Quiste de Tarlov y disfunción vesical sintomática

Mujer de 53 años de edad sin antecedentes relevantes de interés, salvo un leve traumatismo sacro a los 9 años de edad, que es remitida a nuestras consultas por un cuadro clínico de 7 meses de evolución con molestias en hipogastrio, urgencia y frecuencia miccional que no responde a tratamiento farmacológico, precisando en ese momento la paciente derivados opiáceos y ansiolíticos para mitigar los síntomas.

La exploración física, incluyendo evaluación ginecológica, así como hemograma, bioquímica, urocultivo y citología de orina fueron normales. Tampoco se encontraron anomalías en la urografía intravenosa ni en el estudio urodinámico. Finalmente una RMN lumbosacra mostró la presencia de una lesión quística perineural extradural de 30x20x20 mm localizada a nivel de la segunda raíz sacra izquierda (S2) (Fig. 1). Una posterior radiculografía mostró una mínima comunicación del quiste con el saco dural.

Con el diagnóstico final de un quiste de Tarlov a nivel de S2, la paciente se remite al Servicio de Neurocirugía para intervención quirúrgica. La cirugía consistió en una laminectomía sacra, apertura del quiste, descompresión de la raíz sacra (S2) y recomposición de S3 con duramadre liofilizada y sellado de la cavidad quística con tejido subcutáneo.

A los 5 años de la cirugía la paciente presenta ausencia del dolor y una dramática reducción de su sintomatología urinaria con una importante mejoría en su calidad de vida.

Discusión

Este tipo de lesiones quísticas perineurales fueron descritas inicialmente por Tarlov en 1938 como hallazgos incidentales en autopsias.

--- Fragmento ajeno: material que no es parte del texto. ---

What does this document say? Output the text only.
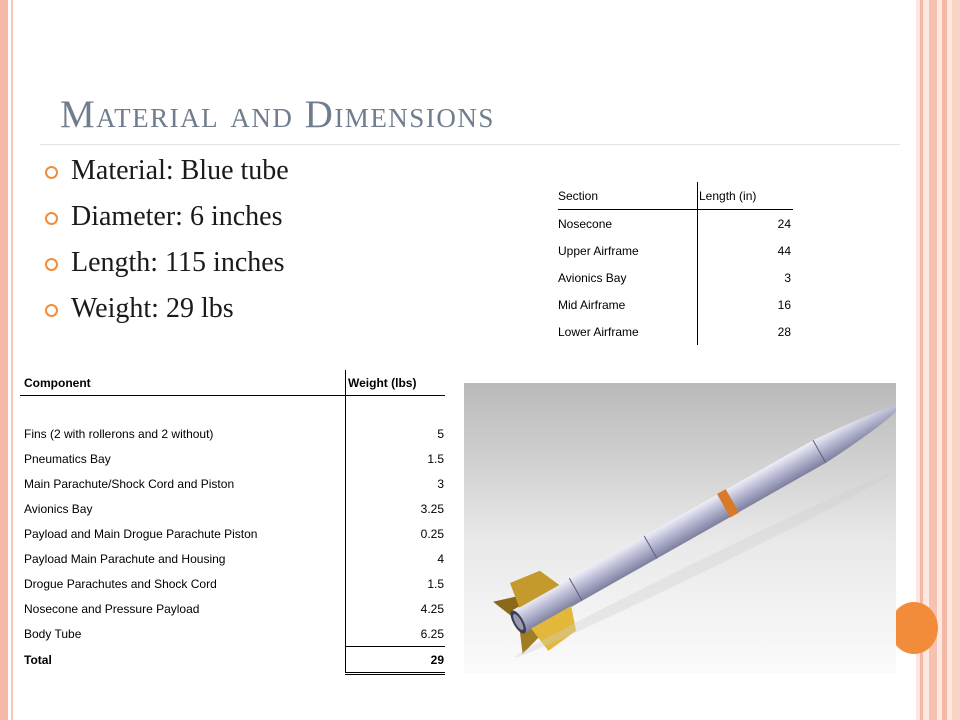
Material and Dimensions
Material: Blue tube
Diameter: 6 inches
Length: 115 inches
Weight: 29 lbs
Section	Length (in)
Nosecone	24
Upper Airframe	44
Avionics Bay	3
Mid Airframe	16
Lower Airframe	28
Component	Weight (lbs)

Fins (2 with rollerons and 2 without)	5
Pneumatics Bay	1.5
Main Parachute/Shock Cord and Piston	3
Avionics Bay	3.25
Payload and Main Drogue Parachute Piston	0.25
Payload Main Parachute and Housing	4
Drogue Parachutes and Shock Cord	1.5
Nosecone and Pressure Payload	4.25
Body Tube	6.25
Total	29
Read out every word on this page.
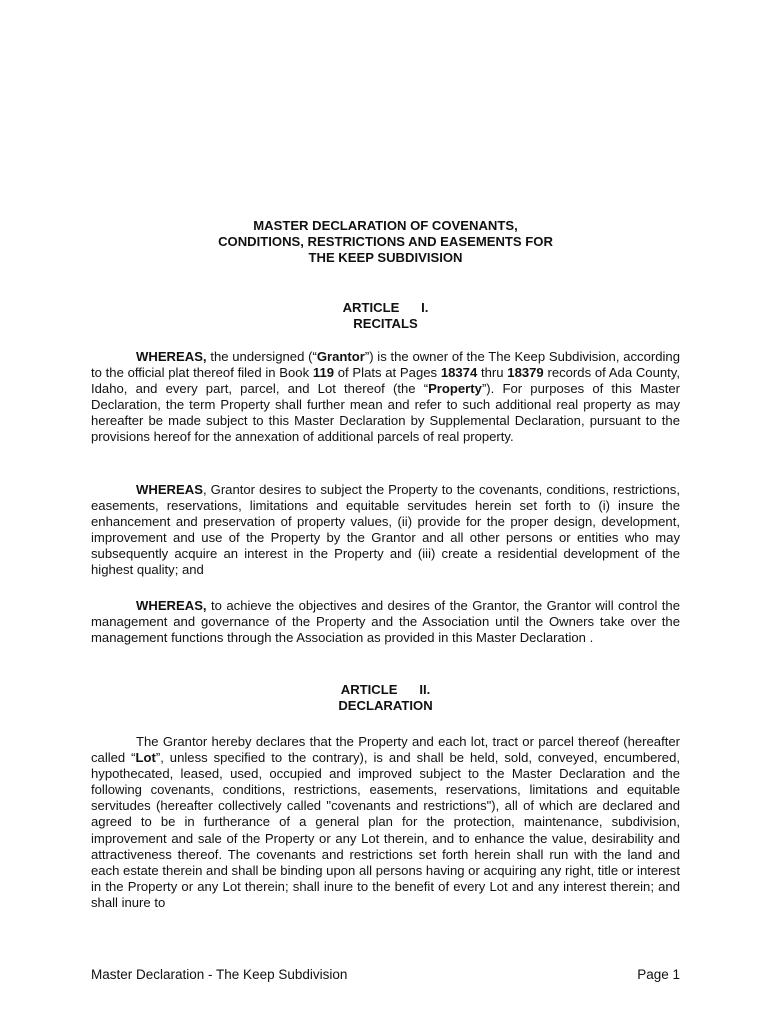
MASTER DECLARATION OF COVENANTS,
CONDITIONS, RESTRICTIONS AND EASEMENTS FOR
THE KEEP SUBDIVISION
ARTICLE      I.
RECITALS

WHEREAS, the undersigned (“Grantor”) is the owner of the The Keep Subdivision, according to the official plat thereof filed in Book 119 of Plats at Pages 18374 thru 18379 records of Ada County, Idaho, and every part, parcel, and Lot thereof (the “Property”). For purposes of this Master Declaration, the term Property shall further mean and refer to such additional real property as may hereafter be made subject to this Master Declaration by Supplemental Declaration, pursuant to the provisions hereof for the annexation of additional parcels of real property.

WHEREAS, Grantor desires to subject the Property to the covenants, conditions, restrictions, easements, reservations, limitations and equitable servitudes herein set forth to (i) insure the enhancement and preservation of property values, (ii) provide for the proper design, development, improvement and use of the Property by the Grantor and all other persons or entities who may subsequently acquire an interest in the Property and (iii) create a residential development of the highest quality; and

WHEREAS, to achieve the objectives and desires of the Grantor, the Grantor will control the management and governance of the Property and the Association until the Owners take over the management functions through the Association as provided in this Master Declaration .

ARTICLE      II.
DECLARATION

The Grantor hereby declares that the Property and each lot, tract or parcel thereof (hereafter called “Lot”, unless specified to the contrary), is and shall be held, sold, conveyed, encumbered, hypothecated, leased, used, occupied and improved subject to the Master Declaration and the following covenants, conditions, restrictions, easements, reservations, limitations and equitable servitudes (hereafter collectively called "covenants and restrictions"), all of which are declared and agreed to be in furtherance of a general plan for the protection, maintenance, subdivision, improvement and sale of the Property or any Lot therein, and to enhance the value, desirability and attractiveness thereof. The covenants and restrictions set forth herein shall run with the land and each estate therein and shall be binding upon all persons having or acquiring any right, title or interest in the Property or any Lot therein; shall inure to the benefit of every Lot and any interest therein; and shall inure to

Master Declaration - The Keep Subdivision	Page 1
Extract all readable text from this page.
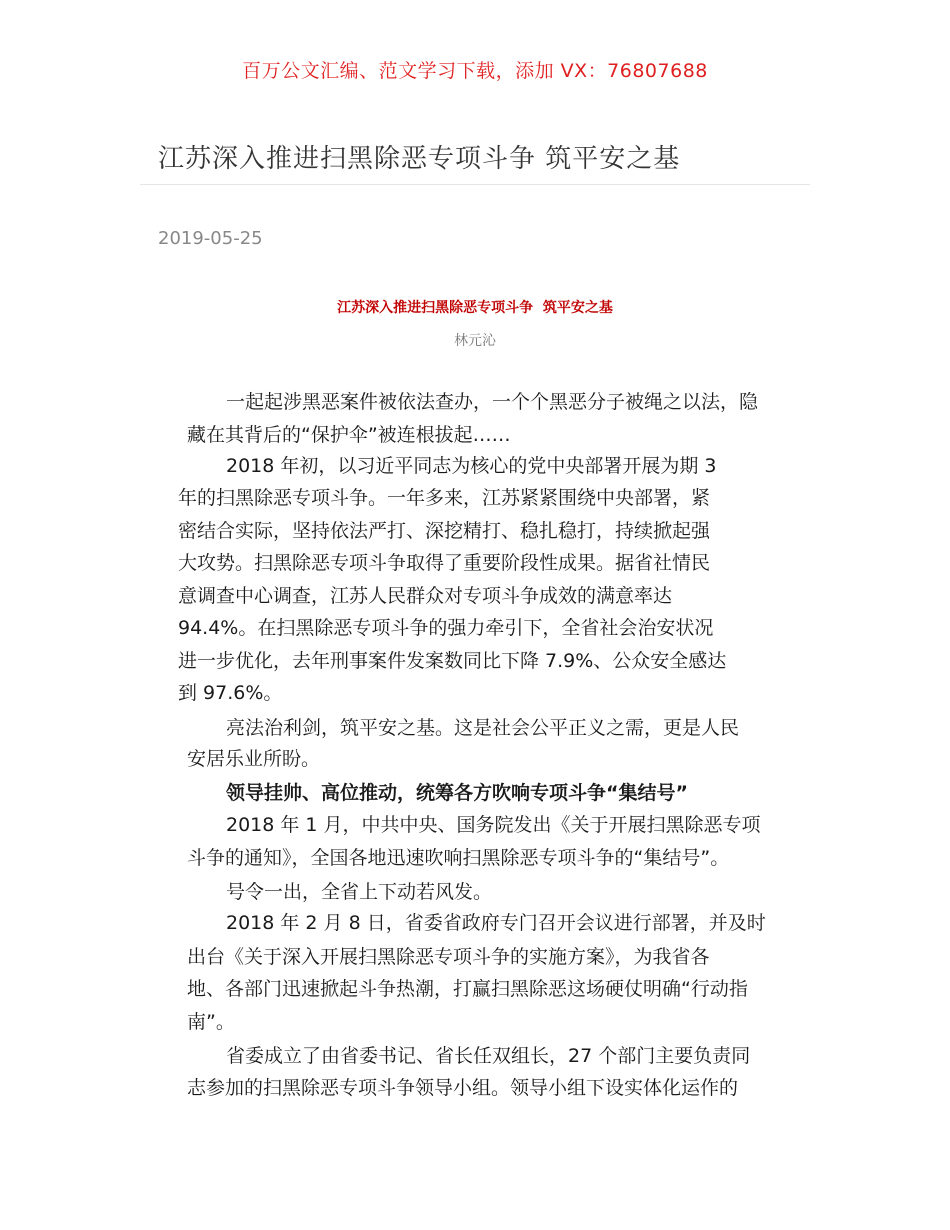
百万公文汇编、范文学习下载，添加 VX：76807688
江苏深入推进扫黑除恶专项斗争 筑平安之基
2019-05-25
江苏深入推进扫黑除恶专项斗争  筑平安之基
林元沁
一起起涉黑恶案件被依法查办，一个个黑恶分子被绳之以法，隐
藏在其背后的“保护伞”被连根拔起……
2018 年初，以习近平同志为核心的党中央部署开展为期 3
年的扫黑除恶专项斗争。一年多来，江苏紧紧围绕中央部署，紧
密结合实际，坚持依法严打、深挖精打、稳扎稳打，持续掀起强
大攻势。扫黑除恶专项斗争取得了重要阶段性成果。据省社情民
意调查中心调查，江苏人民群众对专项斗争成效的满意率达
94.4%。在扫黑除恶专项斗争的强力牵引下，全省社会治安状况
进一步优化，去年刑事案件发案数同比下降 7.9%、公众安全感达
到 97.6%。
亮法治利剑，筑平安之基。这是社会公平正义之需，更是人民
安居乐业所盼。
领导挂帅、高位推动，统筹各方吹响专项斗争“集结号”
2018 年 1 月，中共中央、国务院发出《关于开展扫黑除恶专项
斗争的通知》，全国各地迅速吹响扫黑除恶专项斗争的“集结号”。
号令一出，全省上下动若风发。
2018 年 2 月 8 日，省委省政府专门召开会议进行部署，并及时
出台《关于深入开展扫黑除恶专项斗争的实施方案》，为我省各
地、各部门迅速掀起斗争热潮，打赢扫黑除恶这场硬仗明确“行动指
南”。
省委成立了由省委书记、省长任双组长，27 个部门主要负责同
志参加的扫黑除恶专项斗争领导小组。领导小组下设实体化运作的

Desde entonces menos de 100 casos con relevancia clínica han sido publicados en la literatura2. Aunque su etiología es incierta, actualmente se han postulado los microtraumatismos a nivel lumbosacro como un posible factor de riesgo. En nuestro caso la paciente relata el antecedente de un traumatismo sacro no grave a los 9 años de edad.

Generalmente se tratan de lesiones asintomáticas carentes de relevancia clínica, descubiertas incidentalmente en estudios radiológicos y por lo tanto que no precisan tratamiento. En los infrecuentes casos con manifestaciones clínicas, los signos y síntomas, así como los hallazgos neurológicos, dependen de cuál o cuáles sean las raíces nerviosas sacras o coccígeas comprometidas por la lesión quística. Así, pueden cursar con dolor, parestesias, hipostesias y trastornos motores, tanto a nivel de extremidades inferiores como áreas genital, perineal o lumbosacra. En nuestro caso el hecho de que sólo existiese un trastorno miccional como única manifestación, lo hace todavía más infrecuente siendo su diagnóstico difícil si no existe una sospecha previa. Sin embargo y a pesar de su baja incidencia, debería considerarse en el diagnóstico diferencial sobre todo en mujeres que presentan dolor lumbosacro o radiculopatía asociados a los síntomas urinarios.

Tanto la TAC como la RMN son excelentes métodos de estudio que permiten detectar masas espinales extradurales. La mielografía lumbosacra seguida de la TAC, permiten diagnosticar este tipo de lesiones y diferenciarlas de otras lesiones espinales3.

Así como existe un consenso en cuanto a que las lesiones asintomáticas no precisan tratamiento, es más controvertida la decisión de cuáles son los pacientes con quistes sintomáticos que deberían ser tratados. Aquellos pacientes con lesiones menores a 1,5 cm y sin síntomas de radiculopatía apenas experimentan beneficios con el tratamiento quirúrgico. Los mejores resultados se obtienen en aquellos pacientes con lesiones mayores de 1,5 cm y síntomas radiculares, disfunciones vesicales o intestinales2. En nuestro caso se trataba de un quiste de 3 cm que mejoró de modo espectacular tras la cirugía. La aspiración percutánea no es recomendable no sólo por el escaso beneficio obtenido, sino además por el riesgo de sangrado o infección con el consiguiente empeoramiento de los síntomas. El tratamiento con cirugía abierta constituye el tratamiento de elección.